I think Misia has the right idea. People who have faced sexual violence need to know they are not alone, and they have nothing to be ashamed of.

I’m Bertha. Many of my friends are survivors of sexual violence.

You are not the only one.

It was not your fault.

It does not define who you are.

No Pity. No Shame. No Silence.

 Posted by at 6:02 pm

  One Response to ““No pity. No shame. No silence.””

  1. I’m of two minds about this.

    On the one hand, I myself know or have known a lot of women, and several men, who have been raped or molested. I was once in a situation in college that could have resulted in similar violence, and it would have been considered “my fault” because I accepted a ride to get away from a party that was out of hand.

    The hatred directed at the accuser in the Kobe Bryant trial has been appalling. We do not know whether or not he is guilty or innocent. But the sheer fury of (mostly) male sports fans calling this girl all sorts of names, even a few of them having tried to put out a contract on her life on eBay (which pulled the auction), angers me even more than what Bryant himself might or might not have done.

    There’s a guy who comments regularly on a blog I visit now and again, and he insists there’s no such thing as rape and that feminism is essentially b.s. He claims that his wife, who is from the Phillippines (I wouldn’t be surprised if she were mail-order), changed his mind about rape by once saying to him, “Why do you assume that sexual injuries are worse than any other kind?” Perhaps because hardly any other kind of injuries impose the same stigma that continues to exist against rape victims. I finally got sick of it and told him off, and was surprised at how much support I got from other commenters who were also tired of his “men’s rights”-type rants. Including at least one other man.

    On the other hand, I get rather nervous at the other extreme, assumption of guilt simply upon the woman’s say-so. There was a guy who attended Harvard who was accused of rape a few years back. Though his accuser apparently recanted and the criminal justice system decided that he was innocent, the college still expelled him.

    When I was in college, one of the “wymyn’s studies” professors declared that there should not need to be a trial in cases of rape or any other sort of sexual assault, or even sexual harassment, because she believed such a trial had no purpose except to put the woman through additional hell.

    Um, yeah, except that in this country we don’t imprison people for years and decades without a trial. In more recent years, an unnamed feminist student was quoted to say that she didn’t understand why people “cared so much about the rapist.” There wasn’t any perception on her part that the accusation might not be true, or perhaps true but mistakenly directed against the wrong person.

    None of the above is an attempt to whitewash the viciousness of rape or the essential misogyny of denial thereof.
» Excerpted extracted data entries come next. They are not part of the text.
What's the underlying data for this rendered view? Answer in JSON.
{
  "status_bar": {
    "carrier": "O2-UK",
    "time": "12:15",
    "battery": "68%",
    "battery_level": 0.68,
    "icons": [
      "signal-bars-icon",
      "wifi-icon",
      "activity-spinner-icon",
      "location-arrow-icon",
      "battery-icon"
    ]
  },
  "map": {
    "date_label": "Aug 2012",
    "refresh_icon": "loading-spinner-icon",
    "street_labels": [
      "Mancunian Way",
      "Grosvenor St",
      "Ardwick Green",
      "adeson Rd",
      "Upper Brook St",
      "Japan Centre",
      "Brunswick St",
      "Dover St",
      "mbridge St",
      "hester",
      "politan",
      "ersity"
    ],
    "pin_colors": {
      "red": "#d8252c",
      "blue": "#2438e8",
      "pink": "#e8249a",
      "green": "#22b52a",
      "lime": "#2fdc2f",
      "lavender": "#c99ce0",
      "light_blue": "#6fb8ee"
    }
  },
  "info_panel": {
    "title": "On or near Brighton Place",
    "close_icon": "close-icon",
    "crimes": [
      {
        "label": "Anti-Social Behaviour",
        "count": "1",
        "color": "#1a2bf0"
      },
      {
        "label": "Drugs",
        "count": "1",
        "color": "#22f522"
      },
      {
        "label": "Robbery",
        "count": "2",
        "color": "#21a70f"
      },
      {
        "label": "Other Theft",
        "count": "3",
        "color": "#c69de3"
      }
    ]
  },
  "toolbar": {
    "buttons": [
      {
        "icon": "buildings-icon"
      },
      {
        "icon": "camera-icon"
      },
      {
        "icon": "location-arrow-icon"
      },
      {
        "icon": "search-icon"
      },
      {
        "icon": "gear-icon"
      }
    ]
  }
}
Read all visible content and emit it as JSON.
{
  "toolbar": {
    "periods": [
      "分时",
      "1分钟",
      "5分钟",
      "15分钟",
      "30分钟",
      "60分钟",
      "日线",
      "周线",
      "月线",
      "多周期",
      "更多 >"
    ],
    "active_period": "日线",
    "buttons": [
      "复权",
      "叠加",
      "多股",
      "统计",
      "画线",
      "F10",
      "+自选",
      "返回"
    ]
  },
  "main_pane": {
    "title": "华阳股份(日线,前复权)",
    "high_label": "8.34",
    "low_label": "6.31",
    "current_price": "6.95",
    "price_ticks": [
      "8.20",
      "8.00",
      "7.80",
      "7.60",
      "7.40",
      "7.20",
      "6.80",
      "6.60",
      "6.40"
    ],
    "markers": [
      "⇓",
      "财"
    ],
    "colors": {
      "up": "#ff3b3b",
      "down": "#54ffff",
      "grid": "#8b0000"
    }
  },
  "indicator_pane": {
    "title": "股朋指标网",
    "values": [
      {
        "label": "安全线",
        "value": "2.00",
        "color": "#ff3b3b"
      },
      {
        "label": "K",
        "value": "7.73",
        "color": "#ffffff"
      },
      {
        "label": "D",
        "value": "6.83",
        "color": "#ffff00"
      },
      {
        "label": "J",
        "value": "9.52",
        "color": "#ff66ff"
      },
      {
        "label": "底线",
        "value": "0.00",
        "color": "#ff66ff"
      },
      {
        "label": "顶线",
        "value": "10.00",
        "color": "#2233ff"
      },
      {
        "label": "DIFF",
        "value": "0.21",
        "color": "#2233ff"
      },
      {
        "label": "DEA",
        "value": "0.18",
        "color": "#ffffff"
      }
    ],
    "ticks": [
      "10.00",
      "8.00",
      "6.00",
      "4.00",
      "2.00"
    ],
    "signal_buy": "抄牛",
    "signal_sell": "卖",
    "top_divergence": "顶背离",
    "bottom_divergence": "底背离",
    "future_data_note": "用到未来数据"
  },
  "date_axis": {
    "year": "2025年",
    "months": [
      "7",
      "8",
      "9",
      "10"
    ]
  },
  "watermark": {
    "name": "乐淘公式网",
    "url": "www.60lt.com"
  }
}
Nor am I implying that any of your friends are liars, nor that any other specific woman is.

    I’ve just become a bit more skeptical of everything I hear. Something that might have influenced me more recently is my kinda-sorta b/f telling me that his ex had accused him of molesting their daughter a few years ago, when she was still in diapers. He’d put Desitin lotion on her butt because she had diaper rash, and the ex called the cops and tried to claim the lotion was actually semen.

    He’s finally got much more extensive custody of his daughter than he’d had for the last few years, simply because the system does favor mothers. One thing that convinced the court was how his ex-g/f is not only still vengeful toward him more than three years after he’d left her, but how she continues to be that way toward the father of her son, who is 10.

    Anyway, not really sure where I’m going with this; it’s mostly random and loosely connected thoughts. I hope I haven’t offended anyone, because that’s not my intention.